Despertó esa mañana, un día más, lamiendo sus lágrimas salobres, sin poder contener la pena que la embargaba desde hacía ya demasiado tiempo, más del que quería y podía recordar. A pesar de la nube de afecto en que la envolvía el grupo, en su fuero interno comenzaba a gestarse una pena gélida, un dolor antiguo que, en esos momentos, sólo afloraba a su conciencia en los momentos más inesperados. Se trataba de una sensación, aunque pasajera, incómoda y difícil de encajar en el marco de su aparente normalidad. De ahí la inquietud, de ahí el ahogo y las ganas de escapar a la intemperie, lejos del calor anestesiante y del afecto mercenario que, ahora estaba segura de ello, había impregnado su corazón desde que comenzó a frecuentar la fraternidad, o como quisieran llamarla esos ectoplasmas sonrientes y melifluos que acariciaban su ego cada semana, en los encuentros de meditación que el "Maestro" -sonreía con amargura al referirse a ese infame sujeto, en esos manidos y arquetípicos términos- hábilmente dirigía frente a sus incondicionales y acólitos.

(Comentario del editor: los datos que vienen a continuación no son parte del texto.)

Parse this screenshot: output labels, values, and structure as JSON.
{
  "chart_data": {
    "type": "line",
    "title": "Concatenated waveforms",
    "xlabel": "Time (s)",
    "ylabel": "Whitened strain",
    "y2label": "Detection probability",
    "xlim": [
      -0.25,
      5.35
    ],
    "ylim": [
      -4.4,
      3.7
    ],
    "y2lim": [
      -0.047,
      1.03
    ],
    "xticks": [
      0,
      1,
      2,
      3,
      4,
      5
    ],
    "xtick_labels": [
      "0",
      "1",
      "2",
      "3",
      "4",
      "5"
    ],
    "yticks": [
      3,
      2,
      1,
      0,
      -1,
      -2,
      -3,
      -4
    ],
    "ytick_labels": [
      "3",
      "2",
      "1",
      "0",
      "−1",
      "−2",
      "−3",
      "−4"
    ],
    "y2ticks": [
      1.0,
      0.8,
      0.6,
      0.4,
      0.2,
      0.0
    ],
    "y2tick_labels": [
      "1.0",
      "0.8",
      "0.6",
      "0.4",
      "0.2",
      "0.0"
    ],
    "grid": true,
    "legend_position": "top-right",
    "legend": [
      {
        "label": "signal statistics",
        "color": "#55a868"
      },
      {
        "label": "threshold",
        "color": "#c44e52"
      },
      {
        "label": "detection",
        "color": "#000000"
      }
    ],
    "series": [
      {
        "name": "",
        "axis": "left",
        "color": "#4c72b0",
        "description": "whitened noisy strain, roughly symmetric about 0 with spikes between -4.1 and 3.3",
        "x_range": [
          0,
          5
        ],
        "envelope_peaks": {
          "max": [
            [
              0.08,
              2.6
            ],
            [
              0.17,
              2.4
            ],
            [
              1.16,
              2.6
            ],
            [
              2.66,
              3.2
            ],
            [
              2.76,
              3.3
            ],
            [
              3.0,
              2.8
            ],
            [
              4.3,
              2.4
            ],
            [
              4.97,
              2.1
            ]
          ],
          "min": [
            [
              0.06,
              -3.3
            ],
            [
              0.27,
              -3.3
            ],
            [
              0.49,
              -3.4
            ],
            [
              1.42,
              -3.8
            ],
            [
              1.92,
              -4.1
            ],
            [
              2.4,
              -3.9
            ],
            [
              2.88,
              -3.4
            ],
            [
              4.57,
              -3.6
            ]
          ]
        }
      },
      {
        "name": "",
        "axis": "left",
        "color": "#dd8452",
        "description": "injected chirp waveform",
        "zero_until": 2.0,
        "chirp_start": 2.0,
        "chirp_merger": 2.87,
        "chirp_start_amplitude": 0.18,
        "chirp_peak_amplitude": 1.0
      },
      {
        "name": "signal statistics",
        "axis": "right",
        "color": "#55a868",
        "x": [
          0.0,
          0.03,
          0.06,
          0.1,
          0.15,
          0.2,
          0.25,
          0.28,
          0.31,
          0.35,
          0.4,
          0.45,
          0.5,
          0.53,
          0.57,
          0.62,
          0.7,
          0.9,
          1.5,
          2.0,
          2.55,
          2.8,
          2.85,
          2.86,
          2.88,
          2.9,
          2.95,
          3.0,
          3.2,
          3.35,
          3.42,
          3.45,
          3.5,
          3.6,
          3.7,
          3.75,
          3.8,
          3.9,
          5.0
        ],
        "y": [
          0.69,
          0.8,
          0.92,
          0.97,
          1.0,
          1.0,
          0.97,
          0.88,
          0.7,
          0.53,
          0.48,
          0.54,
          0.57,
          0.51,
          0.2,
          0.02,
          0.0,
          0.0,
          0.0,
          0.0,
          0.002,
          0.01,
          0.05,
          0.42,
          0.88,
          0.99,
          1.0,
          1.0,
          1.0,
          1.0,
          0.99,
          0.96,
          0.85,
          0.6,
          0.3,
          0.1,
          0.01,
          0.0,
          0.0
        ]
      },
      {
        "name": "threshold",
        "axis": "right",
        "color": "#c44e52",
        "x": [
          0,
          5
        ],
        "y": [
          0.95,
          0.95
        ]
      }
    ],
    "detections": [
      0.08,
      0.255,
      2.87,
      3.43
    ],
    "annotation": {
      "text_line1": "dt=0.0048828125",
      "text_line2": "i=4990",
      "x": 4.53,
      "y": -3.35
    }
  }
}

Algo estaba cambiando dentro de ella. Algo que, en primer lugar, le generaba una gran desazón ya que suponía, como mínimo, avanzar a hurtadillas fuera de esa cómoda zona de confort en la que se había instalado a raíz de sus extasiantes y narcóticas experiencias grupales. Cierto es, tampoco hay que quitarles todo el mérito a sus compañeros de fatigas, que el trato humano había podido ayudarla a mitigar su eterna ansiedad; ese amargor crónico que, subiéndole desde la boca del estómago hasta la garganta, enturbiaba sus días y, especialmente, sus insomnes e interminables noches.
Ya había tenido momentos de incomodidad parecidos en los últimos años. Siempre, con la ayuda de esos de los que ahora empezaba a renegar, había conseguido reconducir la turbidez de su espíritu y, es lo que cedía en contrapartida por tal generosidad, se había adentrado cada vez más en esa cueva cálida y reconfortante que la mantenía en una nube de amor fraterno y universal. Que la experiencia subyugante le costase la donación de ciento cincuenta euros mensuales, en concepto de gastos diversos, era lo de menos. Los regalaba con gusto si podía disfrutar de lo que se había convertido en su particular, habitable y pequeña parcela del universo. Todo controlado, la felicidad enlatada... ¿por qué aspirar a más?
Sin embargo, algo estaba cambiando. Aún no podía cartografiarlo con nitidez, delimitar sus bordes, aprehenderlo con su entendimiento... pero llevaba días extrañamente serena, a pesar de que su eterna amargura había comenzado a transitar, una vez más, por la interminable senda de sus días. Comenzaba a cansarse, por una parte, del eterno ciclo de vaivenes anímicos que sólo amainaban cuando recibía una dosis extra de cariño envasado. Por otra, percibía una extraña fuerza interior, aunque parezca paradógico dada su fragilidad, tanta veces reconocida y aceptada, que pugnaba por emerger a pesar de la losa que, sin pausa ni descanso, no dejaba de crecer en torno a su vida y espíritu.
No habría marcha atrás una vez más, era lo único que tenía claro. Llorando, esta vez de alegría, y sacando fuerzas de donde no las había, de lo más recóndito del pequeño agujero en el que se había convertido su voluntad... DESPERTÓ.